Compañía Minera Coronado S. A. de C. V. (“CMC”), a wholly-owned subsidiary of Santa Fe Metals Corp., is focused on the development of its high grade copper oxide deposit, Cuatro Cienegas, in the State of Coahuila, Mexico.

CMC has acquired a 100% interest in the concessions comprising the Cuatro Ciénegas property, which total 3,408 ha, subject to fulfillment of certain obligations including royalty payment.

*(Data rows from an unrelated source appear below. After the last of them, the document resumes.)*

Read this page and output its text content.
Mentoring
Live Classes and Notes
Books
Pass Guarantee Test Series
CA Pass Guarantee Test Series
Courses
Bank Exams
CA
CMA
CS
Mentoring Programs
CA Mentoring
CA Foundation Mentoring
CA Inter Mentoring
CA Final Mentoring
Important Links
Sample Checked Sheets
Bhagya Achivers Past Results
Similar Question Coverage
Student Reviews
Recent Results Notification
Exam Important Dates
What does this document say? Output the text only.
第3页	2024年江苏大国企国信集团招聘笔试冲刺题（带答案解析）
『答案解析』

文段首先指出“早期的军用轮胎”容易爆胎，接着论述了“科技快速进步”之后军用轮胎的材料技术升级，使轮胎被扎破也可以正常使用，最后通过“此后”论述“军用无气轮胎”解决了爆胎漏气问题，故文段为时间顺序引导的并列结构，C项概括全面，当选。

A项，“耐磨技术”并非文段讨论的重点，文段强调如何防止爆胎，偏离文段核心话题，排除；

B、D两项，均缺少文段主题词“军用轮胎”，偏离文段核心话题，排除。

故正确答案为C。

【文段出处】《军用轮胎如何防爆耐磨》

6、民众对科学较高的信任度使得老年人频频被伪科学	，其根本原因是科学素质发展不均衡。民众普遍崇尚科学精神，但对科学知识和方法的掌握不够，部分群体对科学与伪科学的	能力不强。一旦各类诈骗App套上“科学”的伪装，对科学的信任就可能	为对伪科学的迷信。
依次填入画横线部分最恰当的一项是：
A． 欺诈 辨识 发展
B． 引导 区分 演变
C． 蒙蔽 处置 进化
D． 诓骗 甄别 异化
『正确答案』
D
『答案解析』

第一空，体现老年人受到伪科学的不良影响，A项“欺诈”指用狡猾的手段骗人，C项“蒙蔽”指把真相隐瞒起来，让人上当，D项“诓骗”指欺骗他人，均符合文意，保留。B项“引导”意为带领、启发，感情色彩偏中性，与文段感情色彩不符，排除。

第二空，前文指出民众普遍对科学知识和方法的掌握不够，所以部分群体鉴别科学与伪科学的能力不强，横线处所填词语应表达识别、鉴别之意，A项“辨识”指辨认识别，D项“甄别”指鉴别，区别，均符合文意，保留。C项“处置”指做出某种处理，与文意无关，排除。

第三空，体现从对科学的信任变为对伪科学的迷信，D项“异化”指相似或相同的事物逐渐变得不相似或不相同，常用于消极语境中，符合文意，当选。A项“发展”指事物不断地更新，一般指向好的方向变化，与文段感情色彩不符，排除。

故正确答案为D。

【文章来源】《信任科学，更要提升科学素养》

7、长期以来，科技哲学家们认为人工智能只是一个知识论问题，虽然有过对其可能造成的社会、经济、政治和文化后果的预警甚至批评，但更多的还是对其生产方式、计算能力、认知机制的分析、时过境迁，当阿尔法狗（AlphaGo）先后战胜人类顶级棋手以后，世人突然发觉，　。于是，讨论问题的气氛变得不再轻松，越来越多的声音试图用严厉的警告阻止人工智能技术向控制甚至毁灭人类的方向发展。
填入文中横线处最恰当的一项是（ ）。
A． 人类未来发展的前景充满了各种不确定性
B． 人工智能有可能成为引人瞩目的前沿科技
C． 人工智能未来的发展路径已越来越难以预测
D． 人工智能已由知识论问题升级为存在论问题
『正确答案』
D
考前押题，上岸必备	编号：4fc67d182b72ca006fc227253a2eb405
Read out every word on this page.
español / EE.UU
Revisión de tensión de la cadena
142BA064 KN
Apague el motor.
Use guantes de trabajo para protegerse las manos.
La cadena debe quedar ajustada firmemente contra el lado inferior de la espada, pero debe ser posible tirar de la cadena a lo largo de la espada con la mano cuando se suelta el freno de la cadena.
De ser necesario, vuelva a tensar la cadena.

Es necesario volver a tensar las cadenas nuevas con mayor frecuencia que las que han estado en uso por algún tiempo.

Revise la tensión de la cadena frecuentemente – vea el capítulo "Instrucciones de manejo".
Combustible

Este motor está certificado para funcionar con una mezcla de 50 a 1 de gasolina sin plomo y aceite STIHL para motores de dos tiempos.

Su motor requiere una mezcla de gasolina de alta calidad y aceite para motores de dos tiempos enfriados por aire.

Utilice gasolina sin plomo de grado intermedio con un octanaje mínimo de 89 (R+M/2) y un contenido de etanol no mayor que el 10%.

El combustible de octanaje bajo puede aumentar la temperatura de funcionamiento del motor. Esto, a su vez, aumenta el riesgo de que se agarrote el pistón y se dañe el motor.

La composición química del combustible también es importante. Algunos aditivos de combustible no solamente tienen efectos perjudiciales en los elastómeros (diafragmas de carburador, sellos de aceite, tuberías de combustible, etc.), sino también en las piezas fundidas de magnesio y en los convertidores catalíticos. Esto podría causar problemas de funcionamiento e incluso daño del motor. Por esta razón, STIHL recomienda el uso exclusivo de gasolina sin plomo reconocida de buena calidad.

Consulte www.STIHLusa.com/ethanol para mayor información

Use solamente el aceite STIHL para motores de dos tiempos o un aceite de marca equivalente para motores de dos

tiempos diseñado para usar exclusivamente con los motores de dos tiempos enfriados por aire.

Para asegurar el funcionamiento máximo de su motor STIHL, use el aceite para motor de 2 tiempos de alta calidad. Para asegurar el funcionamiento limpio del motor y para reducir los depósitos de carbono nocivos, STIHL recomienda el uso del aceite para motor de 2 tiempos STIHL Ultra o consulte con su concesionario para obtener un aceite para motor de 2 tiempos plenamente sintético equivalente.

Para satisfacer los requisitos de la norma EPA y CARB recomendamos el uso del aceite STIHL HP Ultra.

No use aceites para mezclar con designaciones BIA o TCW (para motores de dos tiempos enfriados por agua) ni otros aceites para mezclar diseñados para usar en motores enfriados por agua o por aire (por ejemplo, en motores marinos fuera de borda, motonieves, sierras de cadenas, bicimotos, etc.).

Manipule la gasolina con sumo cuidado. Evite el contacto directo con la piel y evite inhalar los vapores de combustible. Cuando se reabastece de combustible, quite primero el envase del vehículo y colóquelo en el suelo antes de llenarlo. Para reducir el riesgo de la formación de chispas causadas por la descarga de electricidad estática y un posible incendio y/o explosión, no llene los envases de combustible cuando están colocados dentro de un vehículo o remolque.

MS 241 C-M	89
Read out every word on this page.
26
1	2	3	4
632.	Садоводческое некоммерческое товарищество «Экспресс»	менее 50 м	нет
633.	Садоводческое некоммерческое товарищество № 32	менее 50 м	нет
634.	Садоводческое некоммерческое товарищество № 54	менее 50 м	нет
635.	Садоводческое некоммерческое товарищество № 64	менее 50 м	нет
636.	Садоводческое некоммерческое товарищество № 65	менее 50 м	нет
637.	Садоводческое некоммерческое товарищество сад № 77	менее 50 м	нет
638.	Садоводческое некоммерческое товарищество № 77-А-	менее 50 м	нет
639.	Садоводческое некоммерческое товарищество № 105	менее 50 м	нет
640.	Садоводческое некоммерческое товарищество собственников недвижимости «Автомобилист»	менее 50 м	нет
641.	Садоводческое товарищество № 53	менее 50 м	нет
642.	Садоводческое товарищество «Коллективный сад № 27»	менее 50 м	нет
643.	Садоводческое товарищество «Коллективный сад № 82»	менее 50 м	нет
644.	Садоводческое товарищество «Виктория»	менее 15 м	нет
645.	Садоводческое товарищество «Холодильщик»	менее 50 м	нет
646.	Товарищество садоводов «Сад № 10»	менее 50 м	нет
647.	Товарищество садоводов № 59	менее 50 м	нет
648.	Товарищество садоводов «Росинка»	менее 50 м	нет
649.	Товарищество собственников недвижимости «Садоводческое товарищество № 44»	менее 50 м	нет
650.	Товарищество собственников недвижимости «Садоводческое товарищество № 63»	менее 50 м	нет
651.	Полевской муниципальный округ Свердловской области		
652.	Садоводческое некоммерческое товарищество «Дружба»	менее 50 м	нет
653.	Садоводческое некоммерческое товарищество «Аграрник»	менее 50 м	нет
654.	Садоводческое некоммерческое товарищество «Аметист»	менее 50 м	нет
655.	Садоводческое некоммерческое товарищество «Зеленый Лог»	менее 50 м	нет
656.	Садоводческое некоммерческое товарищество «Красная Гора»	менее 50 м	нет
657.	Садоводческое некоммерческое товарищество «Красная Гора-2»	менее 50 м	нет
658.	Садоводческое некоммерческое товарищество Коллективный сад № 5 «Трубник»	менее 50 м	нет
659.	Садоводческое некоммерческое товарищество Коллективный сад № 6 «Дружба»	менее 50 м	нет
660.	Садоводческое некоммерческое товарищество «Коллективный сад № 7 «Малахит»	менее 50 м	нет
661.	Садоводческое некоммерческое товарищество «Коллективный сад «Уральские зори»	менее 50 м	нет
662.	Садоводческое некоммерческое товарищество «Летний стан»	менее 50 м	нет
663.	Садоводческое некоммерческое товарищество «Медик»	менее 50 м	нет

Cuatro Ciénegas is a high-grade copper project (with silver, lead & zinc) slated for production within the next year. The Company intends to develop underground exploration drifts as part of its exploration program of this flat lying sedimentary copper system. Material gathered will be processed on site in a conventional acid heap leach operation to produce cement copper which can be shipped directly to a smelter for refining. This process has existed for centuries and is a reliable, cost-effective way of producing copper. Recovery of copper from copper oxides using this process is typically in the range of 85%. Other metals, however, are not usually recovered in the process. Any revenues generated from the operation will be used to fund exploration activities on this and other Company properties. Information gathered from the process can be used to establish resource estimates at Cuatro Ciénegas. The Company cautions that no Feasibility Study has been completed at this time and there are no resource estimates because of insufficient drilling data. The process is primarily for exploration and there is no certainty that its planned operation will be cash flow positive.

In a recently completed Technical Report, the author, Dr. Bersch, P. Geo., concluded that the mineralization found in the Cuatro Ciénegas project area is sediment-hosted, stratiform copper-silver-lead-zinc mineralization of the Kuperschiefer-type (commonly referred to as “red-bed”). Deposit comparisons include Spar Lake (Troy), White Pine (Michigan, USA), Kupferschiefer district (Germany and Poland), and Zambia-Congo copper belts. Tabular deposits of this type have been known to extend laterally for tens of kilometers and vary in thickness from tens of centimeters to several meters. Such lateral potential is indicated on the Don Indio concession by mines and prospects along a strike length of at least five kilometers and in El Granizo for approximately two kilometers on the opposite side of the valley. Previous exploration has identified copper-silver mineralization in the Don Indio concession at true thicknesses up to 23 meters. At El Granizo, the author estimated copper mineralization over a thickness of ten meters. Results of previous exploration conducted by others in historical workings at Don Indio have been reported and include a weighted average of 95 samples at 3.3% copper, and 117 g/t silver (from level 4 in the Pilar Grande mine); and a weighted average of 20 samples from level 1 in the San Marcos West mine at 3.0% lead, 5.0% zinc, and 53 g/t silver.